Jonathan Boardman on the Golden Jubilee of the Anglican Centre in Rome

 

The celebration of the Anglican Centre in Rome’s Golden Jubilee in October, and the latest of many visits to the Pope by successive Archbishops of Canterbury, can have done nothing but please Catholic Christians everywhere. But pleasure, as we know, is only a fleeting sensation, and an appropriate question to pose about the whole set of events might be “where’s the beef?” In a city traditionally famed for its culinary skill with offal, perhaps we ought to expect some interesting, even challenging dishes.

The heart of the occasion in liturgical terms was undoubtedly Papal Vespers, with the singing shared between the choirs of the Sistine Chapel and Canterbury Cathedral. Held for the reception of each archbishop since Robert Runcie at the church of Saint Gregory the Great – near the site of a monastery where St Augustine of Canterbury had served as prior – symbolism, as ever, trumped practicality. It is a small church in Roman terms, and with the Anglican delegation and official participants alone numbering more than two hundred it was a logistical teaser. Seating half the congregation in the courtyard inside the church’s external façade was a happy solution, and providentially the precipitation was little more than Scotch mist.

In recent years the Sistine Chapel Choir has improved significantly – though it cannot be argued that the improvement is only due to its exposure to collaborative projects with Anglican choirs, of which there have been many: it has worked also with world-class Roman Catholic choirs, as well as some from the Lutheran and Reformed traditions. The difference is pronounced.

But enough of musical excellence – back to symbolism. The most striking of all the symbols that the worship presented surely was an expression of papal self-criticism: the reproduction of an image of St Peter’s denial of Christ as the cover decoration for the service booklet. In the light of this, the Pope’s gift to the Archbishop of a reproduction of the head of St Gregory’s pastoral staff and, vice versa, a pectoral cross of nails were unexpectedly small beer, coming as  they did in the tried and tested format set up by Bl. Paul VI’s gift of his Episcopal ring to Michael Ramsey.
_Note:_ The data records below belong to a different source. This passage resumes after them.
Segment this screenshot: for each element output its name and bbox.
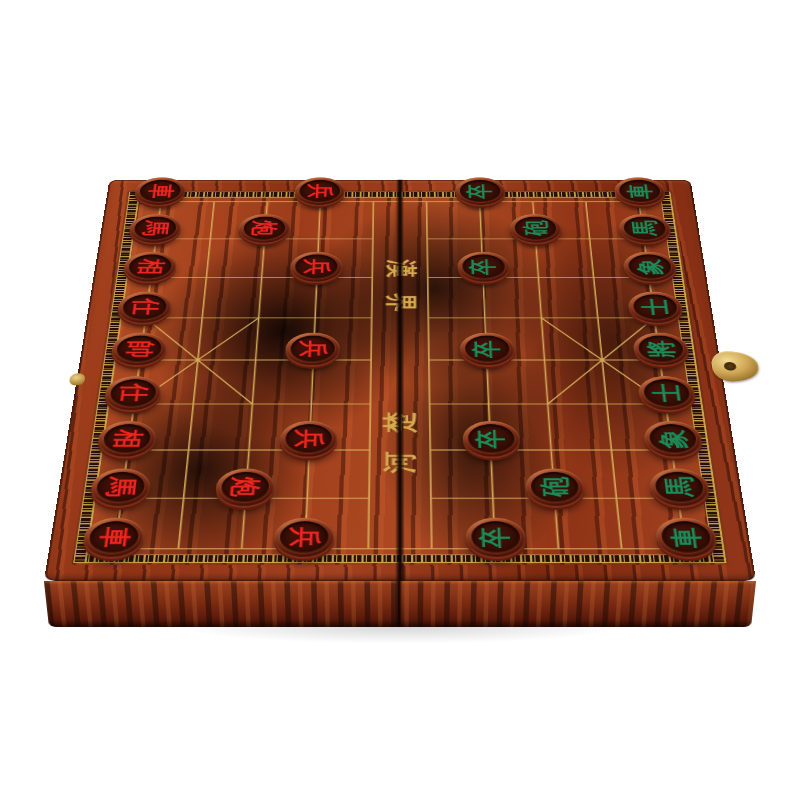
piece-red-advisor[interactable]: 仕: [116, 291, 173, 322]
piece-disc: 車: [81, 518, 146, 557]
piece-character: 車: [146, 184, 175, 199]
piece-green-soldier[interactable]: 卒: [465, 518, 526, 557]
piece-green-cannon[interactable]: 砲: [510, 214, 563, 243]
river-character: 漢: [378, 260, 421, 278]
piece-character: 象: [656, 429, 689, 448]
piece-green-cannon[interactable]: 砲: [525, 468, 586, 505]
piece-green-advisor[interactable]: 士: [627, 291, 684, 322]
piece-character: 相: [135, 259, 165, 275]
piece-disc: 象: [642, 421, 703, 456]
xiangqi-board: 漢 界 楚 河 車馬相仕帥仕相馬車炮炮兵兵兵兵兵卒卒卒卒卒砲砲車馬象士將士象馬車: [44, 180, 756, 581]
piece-disc: 砲: [525, 468, 586, 505]
clasp-hole: [723, 362, 737, 371]
piece-red-soldier[interactable]: 兵: [294, 177, 345, 204]
piece-disc: 相: [122, 252, 178, 282]
piece-green-soldier[interactable]: 卒: [462, 421, 520, 456]
piece-red-soldier[interactable]: 兵: [285, 333, 341, 365]
piece-character: 砲: [539, 477, 572, 497]
piece-character: 士: [651, 384, 683, 402]
piece-disc: 帥: [110, 333, 169, 365]
piece-red-soldier[interactable]: 兵: [274, 518, 335, 557]
piece-green-soldier[interactable]: 卒: [459, 333, 515, 365]
piece-green-advisor[interactable]: 士: [637, 376, 697, 410]
piece-character: 兵: [293, 429, 324, 448]
piece-disc: 相: [96, 421, 157, 456]
piece-red-advisor[interactable]: 仕: [103, 376, 163, 410]
piece-disc: 車: [613, 177, 666, 204]
piece-character: 卒: [466, 184, 493, 199]
piece-character: 馬: [630, 220, 659, 235]
brass-clasp-latch[interactable]: [710, 351, 761, 381]
piece-disc: 將: [632, 333, 691, 365]
piece-green-horse[interactable]: 馬: [618, 214, 673, 243]
piece-disc: 象: [622, 252, 678, 282]
piece-character: 馬: [104, 477, 138, 497]
piece-character: 炮: [250, 220, 278, 235]
piece-red-horse[interactable]: 馬: [128, 214, 183, 243]
piece-green-soldier[interactable]: 卒: [455, 177, 506, 204]
piece-red-chariot[interactable]: 車: [81, 518, 146, 557]
piece-red-general[interactable]: 帥: [110, 333, 169, 365]
piece-disc: 士: [637, 376, 697, 410]
piece-red-elephant[interactable]: 相: [122, 252, 178, 282]
piece-character: 兵: [288, 527, 321, 548]
piece-disc: 馬: [648, 468, 711, 505]
piece-character: 卒: [475, 429, 506, 448]
piece-disc: 兵: [274, 518, 335, 557]
piece-red-cannon[interactable]: 炮: [237, 214, 290, 243]
piece-character: 卒: [479, 527, 512, 548]
piece-character: 卒: [472, 340, 502, 357]
piece-character: 象: [635, 259, 665, 275]
piece-green-soldier[interactable]: 卒: [457, 252, 510, 282]
piece-character: 兵: [306, 184, 333, 199]
piece-character: 馬: [662, 477, 696, 497]
piece-red-soldier[interactable]: 兵: [290, 252, 343, 282]
piece-character: 車: [97, 527, 132, 548]
piece-disc: 車: [133, 177, 186, 204]
piece-character: 車: [625, 184, 654, 199]
piece-disc: 卒: [455, 177, 506, 204]
piece-disc: 仕: [103, 376, 163, 410]
piece-disc: 仕: [116, 291, 173, 322]
piece-green-horse[interactable]: 馬: [648, 468, 711, 505]
piece-character: 馬: [141, 220, 170, 235]
piece-red-horse[interactable]: 馬: [89, 468, 152, 505]
piece-character: 仕: [129, 298, 160, 315]
piece-disc: 卒: [459, 333, 515, 365]
river-character: 界: [378, 293, 422, 312]
piece-disc: 兵: [290, 252, 343, 282]
piece-green-chariot[interactable]: 車: [613, 177, 666, 204]
piece-character: 砲: [522, 220, 550, 235]
piece-green-elephant[interactable]: 象: [642, 421, 703, 456]
piece-disc: 馬: [618, 214, 673, 243]
piece-character: 車: [669, 527, 704, 548]
box-front-face: [44, 581, 756, 627]
piece-green-chariot[interactable]: 車: [654, 518, 719, 557]
piece-character: 兵: [302, 259, 331, 275]
piece-disc: 卒: [457, 252, 510, 282]
perspective-wrapper: 漢 界 楚 河 車馬相仕帥仕相馬車炮炮兵兵兵兵兵卒卒卒卒卒砲砲車馬象士將士象馬車: [80, 30, 720, 690]
piece-character: 帥: [123, 340, 154, 357]
piece-disc: 兵: [285, 333, 341, 365]
piece-character: 相: [111, 429, 144, 448]
piece-character: 卒: [469, 259, 498, 275]
piece-disc: 卒: [465, 518, 526, 557]
piece-character: 炮: [228, 477, 261, 497]
piece-disc: 卒: [462, 421, 520, 456]
piece-disc: 炮: [237, 214, 290, 243]
piece-red-chariot[interactable]: 車: [133, 177, 186, 204]
piece-disc: 兵: [280, 421, 338, 456]
product-photo-scene: 漢 界 楚 河 車馬相仕帥仕相馬車炮炮兵兵兵兵兵卒卒卒卒卒砲砲車馬象士將士象馬車: [0, 0, 800, 800]
piece-red-soldier[interactable]: 兵: [280, 421, 338, 456]
piece-green-elephant[interactable]: 象: [622, 252, 678, 282]
piece-red-elephant[interactable]: 相: [96, 421, 157, 456]
piece-disc: 士: [627, 291, 684, 322]
pieces-layer: 車馬相仕帥仕相馬車炮炮兵兵兵兵兵卒卒卒卒卒砲砲車馬象士將士象馬車: [44, 180, 756, 581]
box-front-seam: [396, 581, 403, 627]
piece-character: 士: [640, 298, 671, 315]
piece-disc: 車: [654, 518, 719, 557]
piece-character: 仕: [117, 384, 149, 402]
piece-character: 兵: [298, 340, 328, 357]
piece-red-cannon[interactable]: 炮: [214, 468, 275, 505]
piece-green-general[interactable]: 將: [632, 333, 691, 365]
piece-disc: 兵: [294, 177, 345, 204]
piece-disc: 馬: [128, 214, 183, 243]
piece-disc: 馬: [89, 468, 152, 505]
piece-character: 將: [645, 340, 676, 357]
piece-disc: 炮: [214, 468, 275, 505]
piece-disc: 砲: [510, 214, 563, 243]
The theological matter of the events might be said to have had two lungs – the first, the private meeting between Pope Francis, the Archbishop of Canterbury, and other Anglican Primates; the second, an academic colloquium held at the Pontifical Gregorian University exploring the present state of Anglican/Roman-Catholic dialogue fifty years on from the commissioning of ARCIC I. By their very natures, report and comment can only be made for one of this pair. However, since the one open only to speculation (and guarded ‘leaks’ through the medium of deferential interviews) would have been in the context of formalised ecumenical ‘diplomacy’, perhaps we can conjecture that we are not missing much. The matter was very much to be seen and heard at the colloquium.

With a panel chaired by the Archbishop of Canterbury, and consisting of all four co-chairs of the official dialogue’s two commissions, ARCIC and IARCCUM (the International Anglican-Roman Catholic Commission for Unity and Mission), we certainly were being presented with the whole menu. We might have expected to see friendly relations displayed between Archbishops Longley and Moxon (ARCIC), and Archbishop Bolen and Bishop Hamid (IARCCUM); but the excitement generated in the Greg’s Aula Magna by two sets of theologians – Anna Rowlands and Nick Sagovsky, Paul Murray and Paula Gooder – the first pair enthusing over the assistance each tradition could lend the other in social teaching and praxis, the second about the nuts and bolts of receptive ecumenism, came as a surprise. This project is clearly not languishing in the freezer but out in the world (at least of academe) and most certainly providing nourishment.

Will all of this amount to more than a hill of ecclesiological beans? The work of the pairs of bishops from each Communion, commissioned by the Pope and the Archbishop of Canterbury, will ultimately be what shows the fruit of this Roman encounter, full of heat and light.

Canon Jonathan Boardman is Chaplain of All Saints’, Rome.